Sue Lamb, managing director of York-based insulation company Solarwall and a council member for the National insulation Association (NIA), said unless something was done soon, it could be catastrophic for the industry.
“Ever since the government got involved in the 1990s, it has always been stop and start,” she said.
“We have always been promised seamless transitions from one scheme to another.
“Although it has never been seamless, I’ve had more confidence in the past. We’ve always been able to foresee what’s going to happen in six months’ time. We’ve known well in advance.
“We were always promised a seamless transition (this time) because it’s a very different scheme. This just hasn’t happened.”
Meanwhile, those who most need help – the elderly and those living on very low incomes – could suddenly find themselves unable to access essential support when they need it most.
“We’ve got people in fuel poverty who are going to miss out at the worst time of the year for it,” said Ms Lamb. “If they can’t access that funding, say for an emergency repair to their boiler, what are they going to do?”
Figures from the Department of Energy and Climate Change show that, even if the Green Deal and ECO are up and running in time, there will be an enormous fall in the insulation market: 87.5 per cent in loft insulation, 57 per cent in cavity wall and 16 per cent in solid wall.
With a team already cut from 50 to 42 in the last year, Ms Lamb believes that, unless something is done to avoid the crisis in the industry, she will have to lose a further 40 per cent at the beginning of next year, effectively cutting her workforce in half in the space of 12 months.
“It’s very worrying,” she said. “Purely and simply, you can’t plan anything.
“I’m fine cash flow-wise until the end of December but I can’t forecast any for January, February, March onwards. It’s a concern.”

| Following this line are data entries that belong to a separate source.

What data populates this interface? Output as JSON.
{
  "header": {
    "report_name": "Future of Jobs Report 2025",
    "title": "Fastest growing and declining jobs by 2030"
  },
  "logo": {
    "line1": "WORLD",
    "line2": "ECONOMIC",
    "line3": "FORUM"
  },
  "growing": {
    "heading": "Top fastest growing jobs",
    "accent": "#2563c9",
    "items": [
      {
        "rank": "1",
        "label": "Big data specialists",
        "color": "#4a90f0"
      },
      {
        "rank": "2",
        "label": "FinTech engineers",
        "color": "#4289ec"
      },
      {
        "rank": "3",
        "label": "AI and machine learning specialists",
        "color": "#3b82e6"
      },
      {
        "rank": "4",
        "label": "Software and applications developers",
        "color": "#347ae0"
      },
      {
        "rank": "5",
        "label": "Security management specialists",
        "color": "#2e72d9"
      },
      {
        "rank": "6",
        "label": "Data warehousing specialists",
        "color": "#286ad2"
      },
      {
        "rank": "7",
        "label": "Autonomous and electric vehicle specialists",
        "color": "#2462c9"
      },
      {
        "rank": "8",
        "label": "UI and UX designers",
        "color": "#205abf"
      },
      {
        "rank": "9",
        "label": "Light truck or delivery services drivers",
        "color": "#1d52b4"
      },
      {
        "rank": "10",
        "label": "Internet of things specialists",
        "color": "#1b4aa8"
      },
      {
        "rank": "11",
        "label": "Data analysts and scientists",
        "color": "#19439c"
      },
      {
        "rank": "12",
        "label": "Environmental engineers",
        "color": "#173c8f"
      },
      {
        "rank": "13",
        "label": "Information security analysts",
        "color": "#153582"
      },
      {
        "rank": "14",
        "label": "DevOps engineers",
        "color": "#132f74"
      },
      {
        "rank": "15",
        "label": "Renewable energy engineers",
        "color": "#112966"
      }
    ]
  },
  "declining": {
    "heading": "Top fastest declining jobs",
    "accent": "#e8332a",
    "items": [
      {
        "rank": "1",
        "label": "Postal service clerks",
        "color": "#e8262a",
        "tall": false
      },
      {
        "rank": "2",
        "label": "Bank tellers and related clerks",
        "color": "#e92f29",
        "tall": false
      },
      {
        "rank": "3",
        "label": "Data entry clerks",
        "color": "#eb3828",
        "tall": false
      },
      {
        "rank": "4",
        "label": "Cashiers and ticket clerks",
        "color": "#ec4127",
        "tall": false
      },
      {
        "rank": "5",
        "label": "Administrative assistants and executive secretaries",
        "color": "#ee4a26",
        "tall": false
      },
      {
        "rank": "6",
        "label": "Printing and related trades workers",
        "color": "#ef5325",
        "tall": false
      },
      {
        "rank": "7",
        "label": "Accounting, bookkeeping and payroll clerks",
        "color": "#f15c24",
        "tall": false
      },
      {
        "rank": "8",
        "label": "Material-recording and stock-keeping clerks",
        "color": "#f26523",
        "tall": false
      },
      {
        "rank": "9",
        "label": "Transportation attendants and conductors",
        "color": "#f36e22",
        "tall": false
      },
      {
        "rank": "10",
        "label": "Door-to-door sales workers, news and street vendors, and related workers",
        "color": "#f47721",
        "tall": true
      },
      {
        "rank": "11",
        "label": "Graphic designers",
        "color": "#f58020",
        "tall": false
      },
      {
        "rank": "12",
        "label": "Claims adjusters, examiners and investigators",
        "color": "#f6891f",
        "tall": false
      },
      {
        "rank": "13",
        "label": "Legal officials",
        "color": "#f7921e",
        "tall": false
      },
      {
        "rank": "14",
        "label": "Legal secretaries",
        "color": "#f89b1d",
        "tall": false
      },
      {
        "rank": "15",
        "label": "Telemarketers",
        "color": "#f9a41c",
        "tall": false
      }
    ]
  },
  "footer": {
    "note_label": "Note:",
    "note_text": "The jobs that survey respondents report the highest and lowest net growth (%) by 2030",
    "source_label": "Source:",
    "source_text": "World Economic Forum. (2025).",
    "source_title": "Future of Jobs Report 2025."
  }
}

Despite these alarming figures, she believes she is more protected from the worst of the problems than other firms.
“My company is slightly different,” she said.
“There are lots of companies out there that only do insulation and they are more at risk than myself. We also do renewable technologies so we can offer some staff some work in that.”
She believes companies like hers may have to cease trading, because the cost of making large numbers of staff redundant could make it impossible to continue.
Despite the impending crisis, or perhaps because of it, Solarwall, like many other companies, is being kept very busy as the end of the current scheme approaches.
The result is confusion: customers who want insulation installed under the current scheme are unable to have the work done before the end of the year, but they aren’t allowed to have it done any later.
“We’re quite busy now because people are jumping on the bandwagon before it stops,” said Ms Lamb.
How schemes will work
The two new schemes will have different roles.
The Energy Company Obligation will be aimed at improving efficiency in hard-to-treat homes, supporting low income communities and forcing energy suppliers to make poorer customers more able to afford to heat their homes.
The Green Deal is aimed at helping individuals and businesses to install energy efficiency measures with no up-front costs. Instead, they will be paid for through energy bills over a period of time.
The potential savings must outweigh the costs if it is to go ahead, and the payments stay with the house, so any new owner would be responsible for them.
The Yorkshire and Humber Microgeneration Partnership has been established to support the renewable energy sector in our region.
Representing more than 50 regional companies involved in renewable energy, the partnership includes installers, community groups, training providers and manufacturers.
Director Rob Samuelson said last month: “The launch of the Yorkshire and Humber Microgeneration Partnership as a Community Interest Company shows that renewable energy companies in the region are a growing power.”